Formerly of The Jeffrey, an upscale “bespoke craft beer, cocktails and espresso bar” in New York City, Zack Schwab and Shane Matthews moved west to strike out on their own.
"It was that mid-range point where we felt like there was a gap,” said Schwab, the managing partner.
This month in Pacific Heights, Matthews and Schwab open their new venture, The Snug (2301 Fillmore St.). Joining them in the project are Chef Brian Shin, formerly of Benu and In Situ, and Jacob Racusin, former head of bar at The Alembic.
The Snug will offer craft beverages and reinvented comfort food to the neighborhood, which the partners said has a high concentration of young professionals.

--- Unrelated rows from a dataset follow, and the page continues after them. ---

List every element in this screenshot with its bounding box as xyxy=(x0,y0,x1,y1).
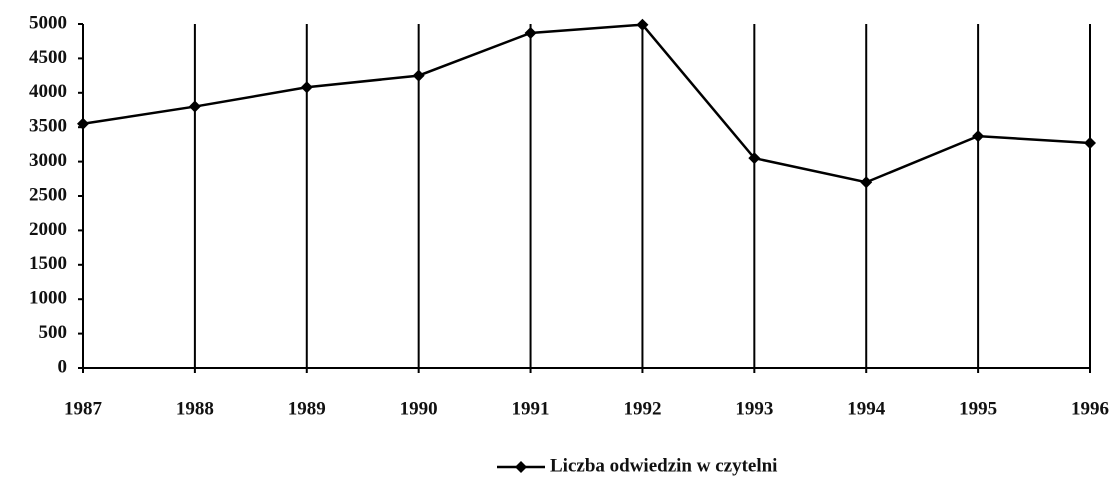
y-tick-label: 4500 xyxy=(29,47,67,68)
marker xyxy=(412,69,425,82)
x-tick-label: 1987 xyxy=(64,398,103,419)
y-tick-label: 2500 xyxy=(29,184,67,205)
marker xyxy=(188,100,201,113)
legend-label: Liczba odwiedzin w czytelni xyxy=(550,455,777,476)
marker xyxy=(1084,137,1096,150)
marker xyxy=(636,18,649,31)
marker xyxy=(748,152,761,165)
x-tick-label: 1994 xyxy=(847,398,886,419)
x-tick-label: 1988 xyxy=(176,398,214,419)
marker xyxy=(860,176,873,189)
y-tick-label: 4000 xyxy=(29,81,67,102)
line xyxy=(82,23,1091,184)
y-tick-label: 1000 xyxy=(29,288,67,309)
y-tick-label: 2000 xyxy=(29,219,67,240)
y-tick-label: 3000 xyxy=(29,150,67,171)
x-tick-label: 1995 xyxy=(959,398,997,419)
x-tick-label: 1989 xyxy=(288,398,326,419)
x-tick-label: 1992 xyxy=(623,398,661,419)
x-tick-label: 1991 xyxy=(512,398,550,419)
marker xyxy=(972,130,985,143)
y-tick-label: 5000 xyxy=(29,12,67,33)
y-tick-label: 500 xyxy=(39,322,68,343)
marker xyxy=(300,81,313,94)
y-tick-label: 0 xyxy=(58,356,68,377)
legend-marker xyxy=(515,461,527,473)
x-tick-label: 1990 xyxy=(400,398,438,419)
y-tick-label: 3500 xyxy=(29,116,67,137)
marker xyxy=(524,26,537,39)
y-tick-label: 1500 xyxy=(29,253,67,274)
marker xyxy=(77,117,89,130)
x-tick-label: 1996 xyxy=(1071,398,1109,419)
x-tick-label: 1993 xyxy=(735,398,773,419)
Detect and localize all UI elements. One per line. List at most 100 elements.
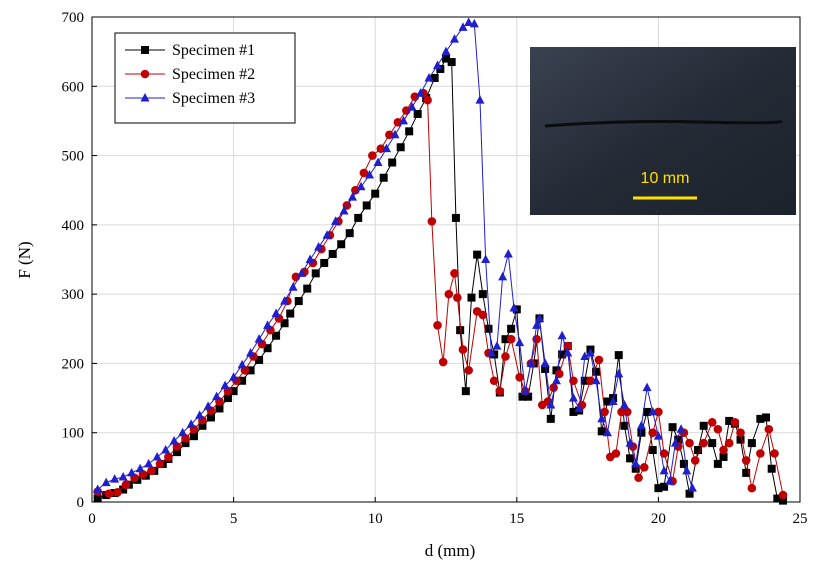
- marker: [580, 376, 589, 385]
- marker: [625, 438, 635, 447]
- marker: [413, 110, 422, 118]
- marker: [104, 489, 114, 498]
- marker: [189, 432, 198, 441]
- x-tick-label: 25: [793, 511, 808, 527]
- marker: [540, 358, 550, 367]
- marker: [127, 467, 137, 477]
- series: [93, 17, 697, 494]
- marker: [653, 431, 663, 440]
- marker: [779, 496, 788, 505]
- marker: [495, 386, 505, 396]
- marker: [634, 473, 643, 483]
- marker: [685, 489, 694, 498]
- marker: [286, 309, 295, 318]
- y-axis-label: F (N): [15, 241, 34, 278]
- marker: [441, 46, 451, 56]
- marker: [328, 249, 337, 258]
- marker: [280, 319, 289, 328]
- marker: [229, 387, 238, 396]
- marker: [469, 18, 479, 28]
- marker: [501, 335, 510, 344]
- marker: [351, 185, 360, 195]
- marker: [713, 424, 723, 434]
- x-tick-label: 10: [368, 511, 383, 527]
- marker: [597, 427, 606, 436]
- marker: [741, 456, 751, 465]
- marker: [654, 484, 663, 493]
- marker: [580, 351, 590, 360]
- marker: [648, 406, 658, 416]
- y-tick-label: 100: [62, 426, 85, 442]
- marker: [203, 401, 213, 410]
- marker: [320, 258, 329, 267]
- plot-frame: [91, 16, 801, 503]
- marker: [622, 407, 632, 417]
- marker: [767, 464, 776, 473]
- marker: [373, 157, 383, 166]
- marker: [742, 468, 751, 477]
- marker: [620, 421, 629, 430]
- marker: [626, 454, 635, 463]
- marker: [464, 366, 473, 375]
- y-tick-label: 0: [77, 495, 85, 511]
- y-tick-label: 300: [62, 287, 85, 303]
- marker: [186, 419, 196, 428]
- marker: [246, 348, 256, 357]
- marker: [506, 334, 516, 344]
- marker: [246, 366, 255, 375]
- marker: [597, 413, 607, 423]
- marker: [135, 463, 145, 473]
- marker: [456, 326, 465, 335]
- marker: [152, 451, 162, 461]
- marker: [215, 404, 224, 413]
- marker: [699, 421, 708, 430]
- marker: [430, 73, 439, 82]
- crack: [544, 119, 784, 128]
- marker: [591, 375, 601, 385]
- y-tick-label: 400: [62, 218, 85, 234]
- marker: [198, 421, 207, 430]
- marker: [140, 93, 150, 102]
- marker: [356, 181, 366, 191]
- marker: [155, 459, 165, 469]
- marker: [608, 396, 618, 406]
- marker: [405, 127, 414, 136]
- marker: [762, 413, 771, 422]
- marker: [467, 293, 476, 302]
- marker: [501, 352, 510, 361]
- legend-label: Specimen #1: [172, 42, 255, 59]
- marker: [272, 331, 281, 340]
- marker: [756, 449, 765, 458]
- marker: [294, 297, 303, 306]
- marker: [93, 484, 103, 494]
- marker: [736, 428, 745, 438]
- marker: [396, 143, 405, 152]
- marker: [140, 69, 150, 79]
- marker: [433, 60, 443, 69]
- marker: [639, 463, 649, 472]
- marker: [563, 341, 573, 351]
- marker: [546, 400, 556, 409]
- marker: [648, 428, 658, 438]
- marker: [563, 348, 573, 357]
- marker: [707, 418, 717, 427]
- marker: [685, 438, 694, 448]
- marker: [674, 435, 683, 444]
- marker: [169, 436, 179, 445]
- marker: [280, 296, 290, 305]
- marker: [407, 102, 417, 111]
- marker: [458, 345, 468, 354]
- marker: [119, 485, 128, 494]
- marker: [660, 482, 669, 491]
- marker: [602, 427, 612, 437]
- marker: [427, 217, 437, 226]
- marker: [451, 213, 460, 222]
- marker: [736, 435, 745, 444]
- marker: [461, 387, 470, 396]
- marker: [444, 289, 454, 299]
- marker: [255, 355, 264, 364]
- inset-photo: 10 mm: [530, 47, 796, 215]
- marker: [447, 58, 456, 67]
- marker: [345, 229, 354, 238]
- marker: [614, 351, 623, 360]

Located at the corner of Clay and Fillmore streets, (formerly Mehfil Indian Cuisine), the partners’ new bar accommodates 14 taps.
"We have developed relationships with a lot of the best local breweries," Schwab said, noting that the rotating beer selection will exclude products brewed by giant corporations. "We were alarmed by the predatory practices by some of the huge conglomerates in the beer industry,” he said.
Racusin, who’s leading the cocktail program, is curating a menu with contemporary versions of classic cocktails: the Bee’s Knees has been reimagined with sunflower-infused vodka, bee pollen, lemon, honeycomb and lavender; his whiskey sour uses li hing mui, a sweet/salty plum, and a new take on the Manhattan includes shiitake-infused Japanese whisky and house-blended amaro, a digestif.
The Snug will also serve bourbon from two exclusive barrels.
In the kitchen, Shin is joined by James Lok, another Benu alum, as chef de cuisine. Together, the duo plan to put out dishes that integrate California cuisine with eclectic influences.
The opening menu will feature a pork trotter hot dog with cucumber, perilla, and mustard, a musubi lettuce wrap with house-made spam, and Korean fried chicken wings. A number of dishes will utilize the tandoori oven the team inherited from the previous tenant.
"When quality is high and the execution is high, it can be hard to be approachable,” said Matthews, which is why most seating at The Snug is communal.
"We hope people will talk and meet their neighbors,” said Schwab. The interior’s living room vibe includes nooks patrons can tuck into—an homage to a “snug,” a sectioned-off area in traditional Irish pubs.
After opening later this month, The Snug plans to add brunch and eventually outdoor seating. Hours will be Sunday to Thursday 4pm–Midnight, and 4 pm–2 am on Friday and Saturday.